While the phenomenon of the Nordic tone certainly exists, far from all Swedish jazz musicians play in a way that connects to local folk music or some state of mind remnant of films by Ingmar Bergman. Trumpeter Peter Asplund, for one, has never dodged the challenge of going head-to-head with the great heritage from across the big pond. A stunning virtuoso, he plays the American songbook superbly, adding anything Swedish or Nordic only in a secondary way, as there are only subtle reflections of it in his personal sound.
He once told me about being able to revisit the grand masters of the instrument only after having completed a circle of intense composing. It wasn’t until then that he felt he could interpret somebody like Louis Armstrong.

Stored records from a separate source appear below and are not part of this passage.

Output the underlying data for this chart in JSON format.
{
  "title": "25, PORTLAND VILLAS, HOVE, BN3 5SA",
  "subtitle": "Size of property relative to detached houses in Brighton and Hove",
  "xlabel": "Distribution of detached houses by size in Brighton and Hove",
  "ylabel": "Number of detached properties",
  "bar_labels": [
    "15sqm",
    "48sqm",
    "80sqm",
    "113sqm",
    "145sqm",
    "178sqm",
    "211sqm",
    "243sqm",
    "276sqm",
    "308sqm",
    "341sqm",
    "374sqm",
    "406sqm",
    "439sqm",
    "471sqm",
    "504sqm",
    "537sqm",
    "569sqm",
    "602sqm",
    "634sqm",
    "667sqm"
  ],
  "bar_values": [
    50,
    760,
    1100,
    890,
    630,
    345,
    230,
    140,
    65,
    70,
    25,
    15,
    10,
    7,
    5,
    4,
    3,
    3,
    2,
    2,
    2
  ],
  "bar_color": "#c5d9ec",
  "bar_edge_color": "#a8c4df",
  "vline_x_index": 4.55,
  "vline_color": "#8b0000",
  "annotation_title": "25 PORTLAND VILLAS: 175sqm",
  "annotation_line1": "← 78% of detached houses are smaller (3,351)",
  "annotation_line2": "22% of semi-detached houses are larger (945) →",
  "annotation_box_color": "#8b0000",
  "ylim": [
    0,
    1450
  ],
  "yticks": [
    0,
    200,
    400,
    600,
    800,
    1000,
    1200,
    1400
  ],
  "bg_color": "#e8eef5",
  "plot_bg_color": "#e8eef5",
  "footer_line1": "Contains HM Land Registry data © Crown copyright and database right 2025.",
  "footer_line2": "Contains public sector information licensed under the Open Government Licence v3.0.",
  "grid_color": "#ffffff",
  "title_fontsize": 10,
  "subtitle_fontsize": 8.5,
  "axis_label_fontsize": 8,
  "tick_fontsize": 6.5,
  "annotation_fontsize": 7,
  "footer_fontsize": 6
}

On his latest album, Asplund takes on music by the great Leonard Bernstein. Along with his quartet and the Dalasinfoniettan symphony orchestra conducted by Mats Hålling, he brings together jazz with symphonic arrangements in a very stringent way, making the music sound fresh and dexterous even when it is at its grandest.
I like to toy with the idea that Swedish jazz musicians have been coming along in roughly five waves. In the first, they mostly copied Americans. In the second they began searching for their own selves, sometimes crossing over into folk music, local as well as Indian and African. The third wave produced some great musicians who were slightly pushed back by the not so great climate for straight-ahead jazz in the 80’s. The fourth — where I place Asplund — musicians finally dared to play with the kind of drive and panache that you would have had to go stateside to find only a decade ago.
In the fifth wave the cumulative effect is stronger than perhaps ever before. The passing on of knowledge both within formal education and through word of mouth has built a confidence in young Swedish jazz musicians that allows them to flourish sooner and to choose their paths more individualistically.
Of course, I am generalizing here, and in my writing to come I will happily prove my wave theory inaccurate or downright useless in more than one case. But until then, dig Peter Asplund of the fourth wave.